Holland, as the leading architect of the day, responsible for the Royal interiors at Carlton House (1783-96) and Brighton Pavilion (1786-87), could engage the finest cabinet-makers to execute his designs. Undoubtedly, his preferred cabinet-making firm was Marsh & Tatham, who were employed at Carlton House, and Southill, as seen from the prolific number of entries for the firm in An Account of furniture received and deliver'd by Benjamin Jutsham on account of His Royal Highness The Prince of Wales at Carlton House, vols. I and II (2). This partiality was probably due to Holland’s employment from 1788 of a talented draughtsman, Charles Heathcote Tatham (1772-1842), the younger brother of Thomas Tatham (of Marsh & Tatham). In the mid-1790s, C.H. Tatham was sent to Rome and Naples to sketch ancient architecture and ornament, in addition to assembling a collection of architectural fragments. He returned to England in 1797, and published his drawings two years later in Etchings, representing the best examples of ancient ornamental architecture drawn from the originals in Rome, and other parts of Italy, during the years 1794, 1795 and 1796.
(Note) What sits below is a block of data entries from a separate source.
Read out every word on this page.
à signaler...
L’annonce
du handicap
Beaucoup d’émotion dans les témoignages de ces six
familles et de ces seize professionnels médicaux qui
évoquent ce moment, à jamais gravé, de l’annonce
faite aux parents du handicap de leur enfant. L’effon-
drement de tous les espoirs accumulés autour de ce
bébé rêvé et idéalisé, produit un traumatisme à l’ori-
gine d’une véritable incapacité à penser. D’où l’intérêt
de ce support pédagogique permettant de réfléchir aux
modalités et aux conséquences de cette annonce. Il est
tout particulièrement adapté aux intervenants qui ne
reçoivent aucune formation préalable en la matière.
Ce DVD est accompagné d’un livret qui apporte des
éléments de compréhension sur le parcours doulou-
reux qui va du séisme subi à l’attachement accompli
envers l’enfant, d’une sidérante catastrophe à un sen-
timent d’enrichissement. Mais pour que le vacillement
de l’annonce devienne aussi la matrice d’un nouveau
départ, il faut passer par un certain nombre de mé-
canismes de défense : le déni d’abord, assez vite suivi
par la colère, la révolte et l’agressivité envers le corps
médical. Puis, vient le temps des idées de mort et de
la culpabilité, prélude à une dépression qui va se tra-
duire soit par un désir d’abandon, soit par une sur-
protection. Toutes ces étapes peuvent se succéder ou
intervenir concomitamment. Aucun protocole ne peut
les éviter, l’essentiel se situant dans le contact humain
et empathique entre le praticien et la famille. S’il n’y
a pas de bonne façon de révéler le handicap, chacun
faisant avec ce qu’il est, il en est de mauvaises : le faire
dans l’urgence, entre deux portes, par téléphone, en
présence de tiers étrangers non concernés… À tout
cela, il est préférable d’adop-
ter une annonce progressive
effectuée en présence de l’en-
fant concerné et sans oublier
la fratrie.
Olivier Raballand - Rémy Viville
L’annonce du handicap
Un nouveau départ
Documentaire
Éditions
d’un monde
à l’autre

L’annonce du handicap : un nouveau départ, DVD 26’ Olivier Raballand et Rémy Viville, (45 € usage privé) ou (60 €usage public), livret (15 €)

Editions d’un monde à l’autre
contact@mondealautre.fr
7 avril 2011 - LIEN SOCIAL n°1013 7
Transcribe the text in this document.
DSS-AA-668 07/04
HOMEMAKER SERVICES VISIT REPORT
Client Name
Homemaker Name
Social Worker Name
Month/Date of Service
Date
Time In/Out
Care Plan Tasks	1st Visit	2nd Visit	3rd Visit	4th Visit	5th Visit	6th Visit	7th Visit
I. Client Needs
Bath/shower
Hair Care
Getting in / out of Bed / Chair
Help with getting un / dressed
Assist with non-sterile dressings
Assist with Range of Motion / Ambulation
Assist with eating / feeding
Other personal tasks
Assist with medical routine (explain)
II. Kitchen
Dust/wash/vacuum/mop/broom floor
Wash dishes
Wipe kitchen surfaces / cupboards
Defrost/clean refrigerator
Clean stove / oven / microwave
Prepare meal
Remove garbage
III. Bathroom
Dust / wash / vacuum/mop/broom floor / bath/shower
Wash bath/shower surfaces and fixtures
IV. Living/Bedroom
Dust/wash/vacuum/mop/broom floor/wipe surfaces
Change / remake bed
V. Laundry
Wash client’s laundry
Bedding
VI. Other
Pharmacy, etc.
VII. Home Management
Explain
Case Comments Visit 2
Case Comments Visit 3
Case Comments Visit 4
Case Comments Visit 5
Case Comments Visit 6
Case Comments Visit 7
The present seat-furniture was probably acquired by Edward, 1st Earl Harewood (1740-1820) or by his son, Edward ‘Beau’ Lascelles, Viscount Lascelles (1764-1814) either for Harewood House, Hanover Square, London, or for Harewood House, Yorkshire. The Harewood archive records three substantial payments to Marsh & Tatham (3). The first forms part of the 1st Earl's 'Cash Account' for £109, and is dated August 1800; this probably relates to Harewood House, Yorkshire because payments are also made to Thomas Chippendale Junior and Sir Humphrey Repton. The second and third payments are listed in ‘Beau’ Lascelles’s personal account books, and these are either for the London house, also named Harewood, or for Yorkshire: in 1801, Elward Marsh & Tatham Payment for furniture, £172 10s, and in 1811, Marsh & Tatham Payment of £65 7s 6d. In 1922, part of the suite was photographed by Country Life in the Music Room at Harewood House, Yorkshire (4).
Another closely related armchair but lacking decoration and upholstery sold ‘The Property of the Earl of Harewood’, Christie’s, London, 15 November 1990, lot 48 (£1,760 incl. premium). In the same sale, another chair of similar design sold as lot 49 (£5,720 incl. premium). A further pair of virtually identical giltwood armchairs sold Christie’s, London, 29 November 2001, lot 181 (£17,625 incl. premium). Another armchair sold anonymously, Christie’s, New York, 12 October 1996, lot 85 ($14,950 incl. premium). A pair of virtually identical armchairs to the chairs from the present suite differing only in the moulding of the front seat-rail are illustrated in the Mallett Yearbook 2005, pp. 72-73.
(1) Illustrated E.T. Joy, English Furniture 1800-1851, London, 1989, pp, 42, 44.
(2) 1806-1820, RCIN 1112484; 1816-29, RCIN 1112775.
(3) Abigail L.H. Moore, Imagining Egypt: The Regency Furniture Collections at Harewood House, Leeds and Nineteenth Century Images of Egypt (unpublished doctoral thesis, University of Southampton, 2001), p. 147; WYL250/3/Acs/190; WYL250/3/Acs/192.
(4) H. Avray Tipping, ‘Harewood House, Yorkshire: The Home of the Lascelles’, Country Life, 25 February 1922, p. 245, fig. 4.